In today’s music scene, the ability to release an album which offers everything loyal fans love, while taking risks and demonstrating something fresh, is something that’s becoming rarer and rarer and thereby more revered. It may come as a surprise to many of you who know of 22-year-old London rapper Sneakbo, then, to see such an ability recognised in his possession, as he exhibits on Certified.
For an artist previously known for his Ibiza club track heavy releases, Bo-Bo offers multiple different avenues for new and old fans to explore on his latest LP, luring in the double MOBO winners and currently hugely in-demand Krept & Konan for the third track of the album, ‘Right Here’. It’s a record that screams of the Play Dirty masterminds; which is of course a compliment of the highest order. “I couldn’t tell you why these niggas hate me, But I don’t give a fuck I’m getting head in the Mercedes” Bo spits, after confirming his friendship to superstar Drake – in case you hadn’t heard, Drizzy says Sneaky had a huge impact on 2011’s globally acclaimed Take Care.
But that’s not to say the 22-year-old lives off past friends and achievements on this record. The track before he unveils Krept & Konan sees Sneakbo team up with MusikMaestro for an upbeat, flamenco-style track titled ‘Them Days’, which somehow stands out as unique despite the various genres and styles featured throughout the project. MusikMaestro’s catchy hook provides the canvas for ‘The Wave’ rapper to add the colour of his life so far, including his Dad leaving, stealing DVDs and his 8-month prison sentence. Bo concludes with the bar: ‘Got a Roley and this time, no man down, Not a Hollywood nigga, I’m from A Town’, capping off his rise, fall and rise again story.
The more you hear of Certified, the more you understand why Sneakbo has over 20m YouTube views under his belt. Based on much of this album, you’d expect him to struggle on ‘Run This’, the track which seems tailor-made for Kiss FM with Angel’s vocals, but the Brixton man just blends in regardless. In a largely meaningless verse about a “gyal from Twitter”, Sneaky squeezes in more music references than you’d think possible, with anything from Bob Marley to the Macarena included, as well as paying tribute to some other fellow London artists: “Causing a Heatwave like Wiley, I nearly passed out like Tinie”. If you’re one of the few urban music fans that aren’t fans of Krept & Konan, this will be your favourite track, as opposed to the previously mentioned ‘Right Here’. It’s wonderfully produced, and in spite of the slightly Simon Cowell ‘Don’t you know you run this party?’ hook, it’s a track I can see being played for a while yet.
The final few tracks of the album all carry a similarly female-centric, romantic vibe, contrasting to it’s early, grimey records, which are full of chauvinistic, objectifying statements. It almost feels as though Sneakbo wants to be the kind of artist that pleases polar opposites simultaneously; and that doesn’t always prove to be a good decision.
On ‘Stick Around’, he pulls on his romantic suit, “talkin’ bout being together for a life time”, treating a girl to Jimmy Choos and eating out in the West End, which coupled with Christopher Martin’s smoochy hook is sure to melt the heart of even the toughest of his fans. By the way, when Martin sings “When I get that feeling…” on the hook, 10 points to you if you do anything but scream “SEXUAL HEALING” like Marvin Gaye. For that alone, I found it difficult to take the track seriously.

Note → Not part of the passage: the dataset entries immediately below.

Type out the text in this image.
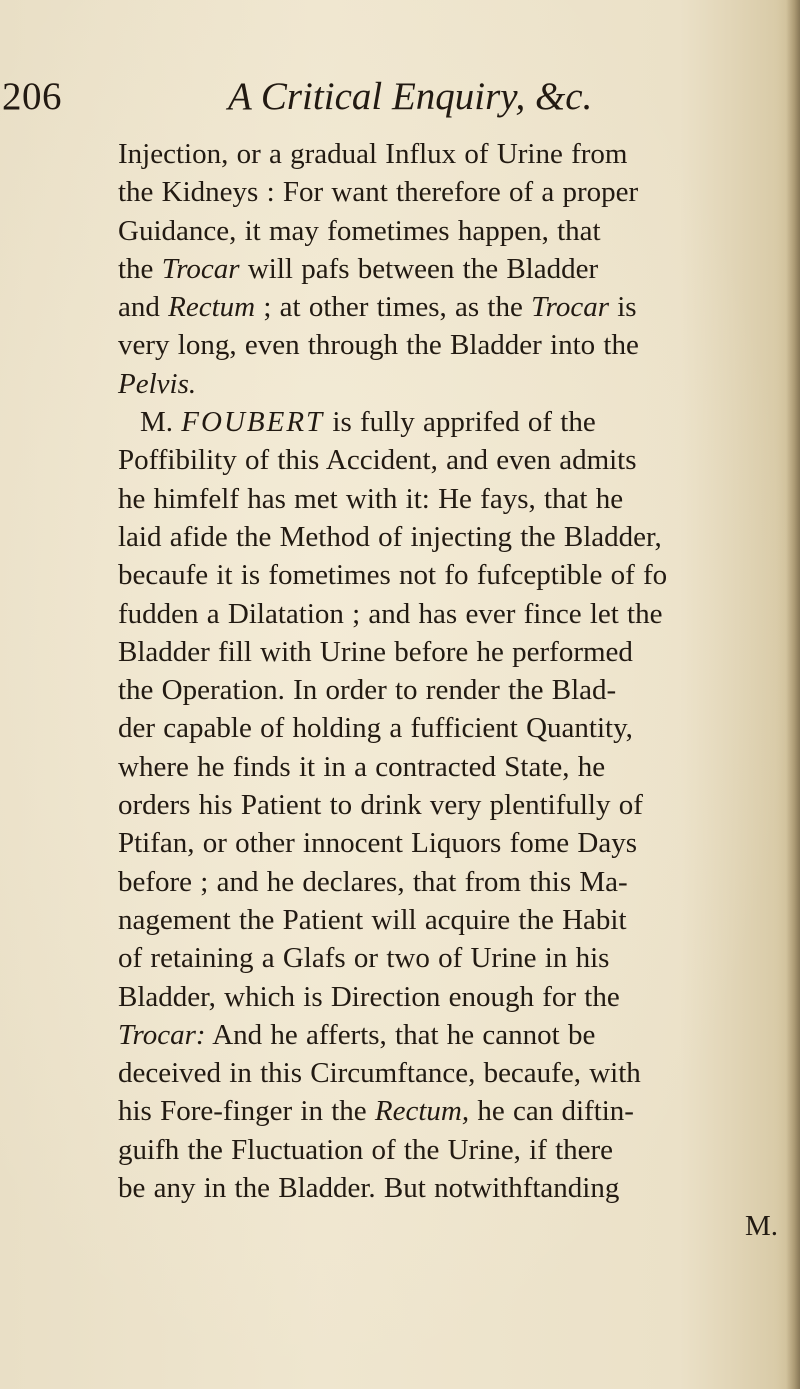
206	A Critical Enquiry, &c.
Injection, or a gradual Influx of Urine from
the Kidneys : For want therefore of a proper
Guidance, it may fometimes happen, that
the Trocar will pafs between the Bladder
and Rectum ; at other times, as the Trocar is
very long, even through the Bladder into the
Pelvis.
M. FOUBERT is fully apprifed of the
Poffibility of this Accident, and even admits
he himfelf has met with it: He fays, that he
laid afide the Method of injecting the Bladder,
becaufe it is fometimes not fo fufceptible of fo
fudden a Dilatation ; and has ever fince let the
Bladder fill with Urine before he performed
the Operation. In order to render the Blad-
der capable of holding a fufficient Quantity,
where he finds it in a contracted State, he
orders his Patient to drink very plentifully of
Ptifan, or other innocent Liquors fome Days
before ; and he declares, that from this Ma-
nagement the Patient will acquire the Habit
of retaining a Glafs or two of Urine in his
Bladder, which is Direction enough for the
Trocar: And he afferts, that he cannot be
deceived in this Circumftance, becaufe, with
his Fore-finger in the Rectum, he can diftin-
guifh the Fluctuation of the Urine, if there
be any in the Bladder. But notwithftanding
M.
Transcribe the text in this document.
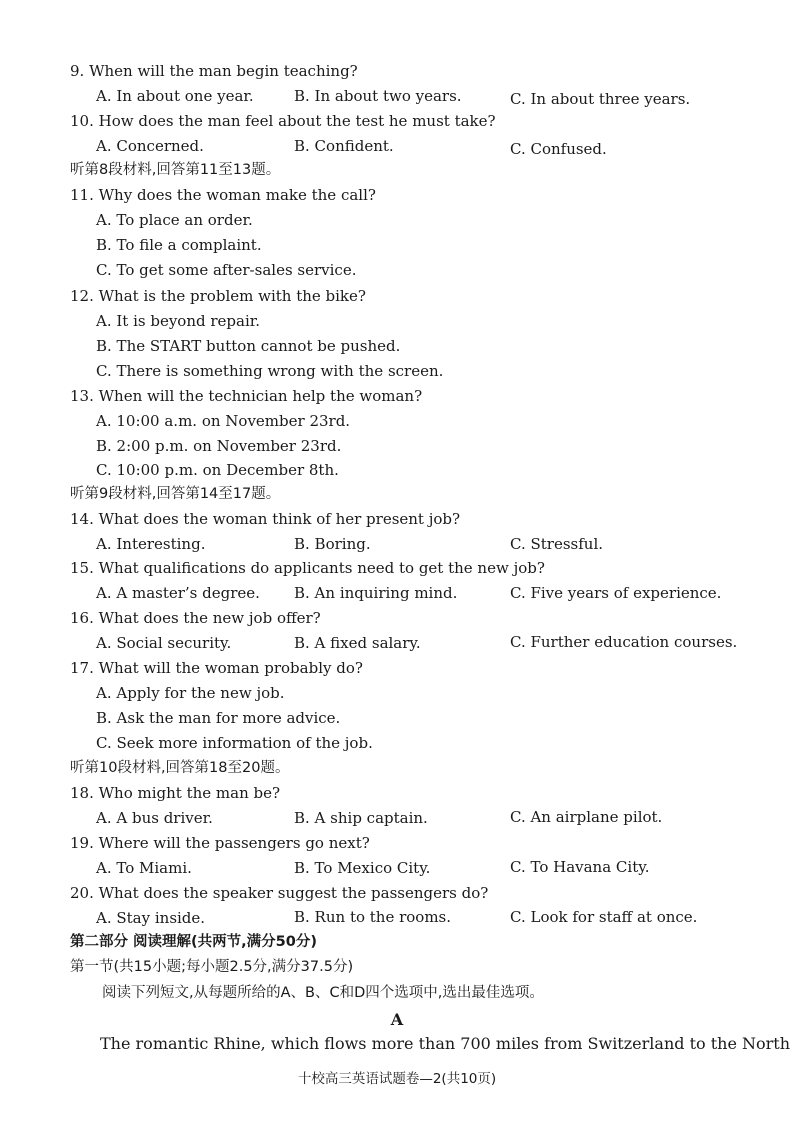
9. When will the man begin teaching?
A. In about one year.	B. In about two years.	C. In about three years.
10. How does the man feel about the test he must take?
A. Concerned.	B. Confident.	C. Confused.
听第8段材料,回答第11至13题。
11. Why does the woman make the call?
A. To place an order.
B. To file a complaint.
C. To get some after-sales service.
12. What is the problem with the bike?
A. It is beyond repair.
B. The START button cannot be pushed.
C. There is something wrong with the screen.
13. When will the technician help the woman?
A. 10:00 a.m. on November 23rd.
B. 2:00 p.m. on November 23rd.
C. 10:00 p.m. on December 8th.
听第9段材料,回答第14至17题。
14. What does the woman think of her present job?
A. Interesting.	B. Boring.	C. Stressful.
15. What qualifications do applicants need to get the new job?
A. A master’s degree. B. An inquiring mind.	C. Five years of experience.
16. What does the new job offer?
A. Social security.	B. A fixed salary.	C. Further education courses.
17. What will the woman probably do?
A. Apply for the new job.
B. Ask the man for more advice.
C. Seek more information of the job.
听第10段材料,回答第18至20题。
18. Who might the man be?
A. A bus driver.	B. A ship captain.	C. An airplane pilot.
19. Where will the passengers go next?
A. To Miami.	B. To Mexico City.	C. To Havana City.
20. What does the speaker suggest the passengers do?
A. Stay inside.	B. Run to the rooms.	C. Look for staff at once.
第二部分 阅读理解(共两节,满分50分)
第一节(共15小题;每小题2.5分,满分37.5分)
阅读下列短文,从每题所给的A、B、C和D四个选项中,选出最佳选项。
A
The romantic Rhine, which flows more than 700 miles from Switzerland to the North
十校高三英语试题卷—2(共10页)
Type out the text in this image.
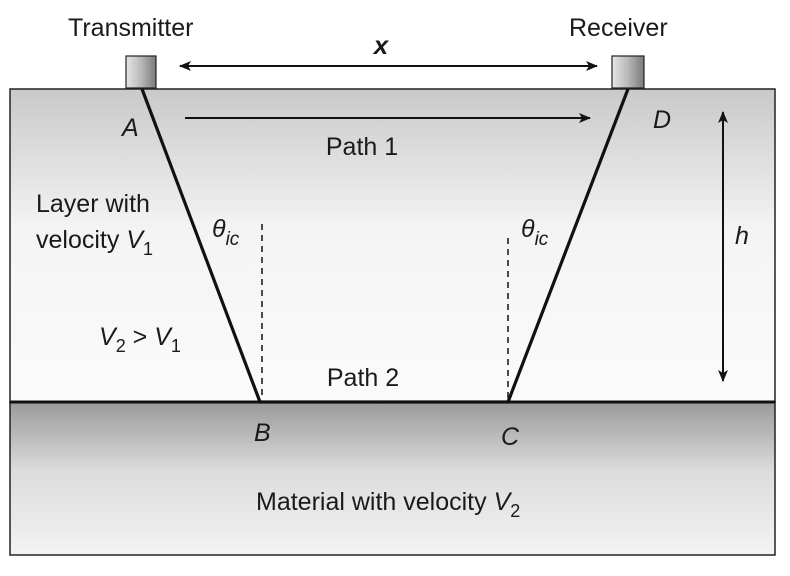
Transmitter	Receiver
x
Path 1
Path 2
A	D
B	C
$\theta_{ic}$	$\theta_{ic}$
Layer with
velocity $V_1$
$V_2 > V_1$
h
Material with velocity $V_2$
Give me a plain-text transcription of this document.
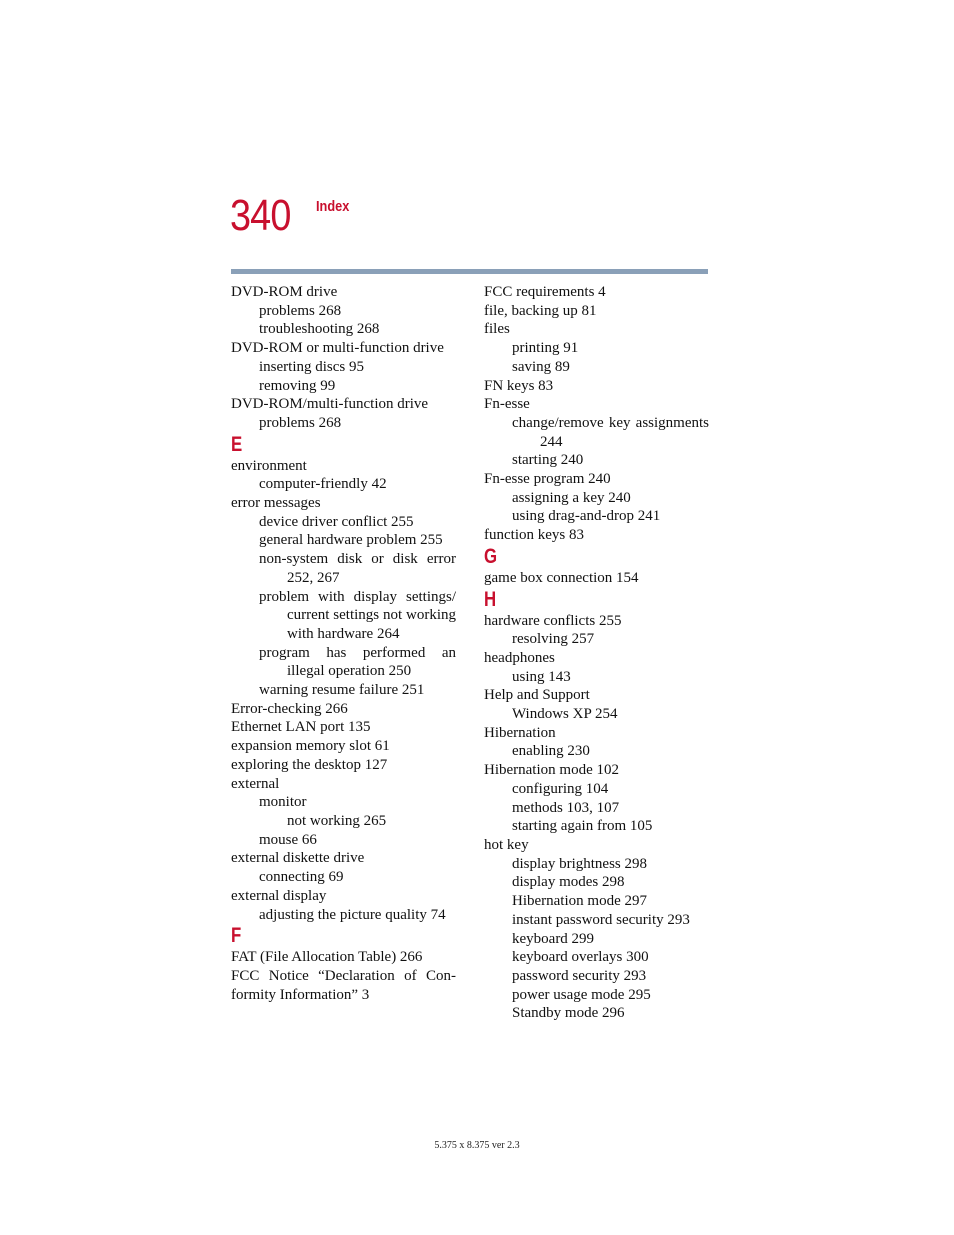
340 Index
DVD-ROM drive
problems 268
troubleshooting 268
DVD-ROM or multi-function drive
inserting discs 95
removing 99
DVD-ROM/multi-function drive
problems 268
E
environment
computer-friendly 42
error messages
device driver conflict 255
general hardware problem 255
non-system disk or disk error 252, 267
problem with display settings/ current settings not working with hardware 264
program has performed an illegal operation 250
warning resume failure 251
Error-checking 266
Ethernet LAN port 135
expansion memory slot 61
exploring the desktop 127
external
monitor
not working 265
mouse 66
external diskette drive
connecting 69
external display
adjusting the picture quality 74
F
FAT (File Allocation Table) 266
FCC Notice “Declaration of Con- formity Information” 3
FCC requirements 4
file, backing up 81
files
printing 91
saving 89
FN keys 83
Fn-esse
change/remove key assignments 244
starting 240
Fn-esse program 240
assigning a key 240
using drag-and-drop 241
function keys 83
G
game box connection 154
H
hardware conflicts 255
resolving 257
headphones
using 143
Help and Support
Windows XP 254
Hibernation
enabling 230
Hibernation mode 102
configuring 104
methods 103, 107
starting again from 105
hot key
display brightness 298
display modes 298
Hibernation mode 297
instant password security 293
keyboard 299
keyboard overlays 300
password security 293
power usage mode 295
Standby mode 296
5.375 x 8.375 ver 2.3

My advice with Certified would be to expect absolutely nothing. By that I don’t mean quality-wise, because it’s there in abundance, but don’t expect 17 tracks of explosive bars, nor the club bangers you may have come to expect from Sneakbo. It would be far too obvious and probably an undeserved compliment to say there’s something here for everyone, but it’s also clear that Bo is looking to continue riding the wave of hype currently surrounding his name by trying his skills out on a variety of platforms. While he should experience nothing but praise for doing that, it’s clear that at times even he isn’t sure if he’s doing the right thing; with his contradicting lyrics and manufactured verses lacking personality. Sometimes, just sometimes, the risks just don’t pay off.